Though is often used to imply that a statement is untrue. Tim Bowen's explanation of this interesting conjunction is completely true, though!

Though the main use of though is as a conjunction (connecting two clauses or phrases), where it is used in the same way as although, it does have another use where it cannot be replaced by although.

As a conjunction it can be used in initial position to introduce a statement that contrasts with the main statement to make it more surprising, as in ‘Though we are only a small country, we have a long and glorious history' and 'The journey, though difficult, involved no real danger'. It can also be used after adjectives to achieve the same effect, as in 'Difficult though the journey was, it involved no real danger’ or ‘Poor though her family was, they never asked for help’.

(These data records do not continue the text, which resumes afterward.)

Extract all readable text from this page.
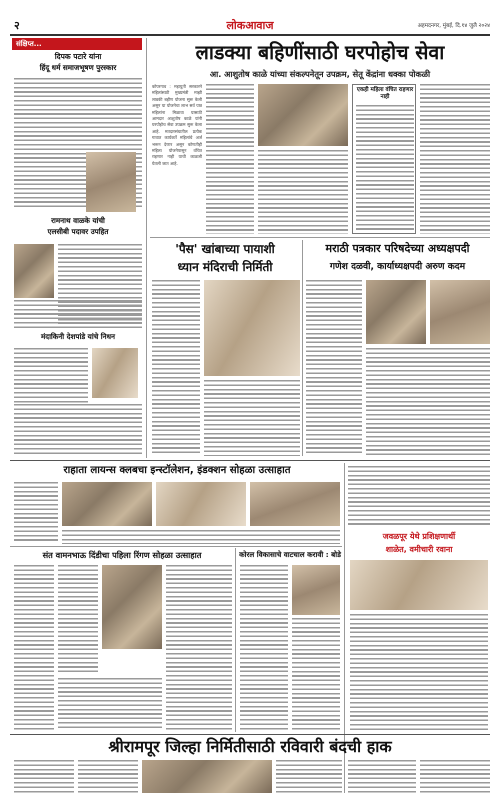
२	लोकआवाज	अहमदनगर, मुंबई, दि.१४ जुलै २०२४
संक्षिप्त...
दिपक पटारे यांना
हिंदू धर्म समाजभूषण पुरस्कार
रामनाथ वाळके यांची
एलसीबी पदावर उपहित
मंदाकिनी देशपांडे यांचे निधन
लाडक्या बहिणींसाठी घरपोहोच सेवा
आ. आशुतोष काळे यांच्या संकल्पनेतून उपक्रम, सेतू केंद्रांना धक्का पोकळी
कोपरगाव : महायुती सरकारने महिलांसाठी मुख्यमंत्री माझी लाडकी बहीण योजना सुरू केली असून या योजनेचा लाभ सर्व पात्र महिलांना मिळावा यासाठी आमदार आशुतोष काळे यांनी घरपोहोच सेवा उपक्रम सुरू केला आहे. मतदारसंघातील प्रत्येक गावात कार्यकर्ते महिलांचे अर्ज भरून देणार असून कोणतीही महिला योजनेपासून वंचित राहणार नाही याची काळजी घेतली जात आहे.
एकही महिला वंचित राहणार नाही
'पैस' खांबाच्या पायाशी
ध्यान मंदिराची निर्मिती
मराठी पत्रकार परिषदेच्या अध्यक्षपदी
गणेश दळवी, कार्याध्यक्षपदी अरुण कदम
राहाता लायन्स क्लबचा इन्स्टॉलेशन, इंडक्शन सोहळा उत्साहात
जवळपूर येथे प्रशिक्षणार्थी
शाळेत, वमीचारी रवाना
संत वामनभाऊ दिंडीचा पहिला रिंगण सोहळा उत्साहात	कोरल विकासाचे वाटचाल करावी : बोडे
श्रीरामपूर जिल्हा निर्मितीसाठी रविवारी बंदची हाक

Another use of though as a conjunction is to introduce a statement that makes what you have just said less true or less likely, as in ‘I really enjoyed your lecture, though there were some parts I didn’t understand’ and ‘It was an interesting film, though a bit too long for my liking'. Here too, though can be replaced by although.

Finally, though is often used at the end of a sentence or clause to add a statement or question that makes the previous statement less true, as in ‘It’s a bit like a crossword puzzle – more complicated though’ and ‘The Savoy’s a very nice hotel. It’s a bit expensive though’. In this use of though, it cannot be replaced by although.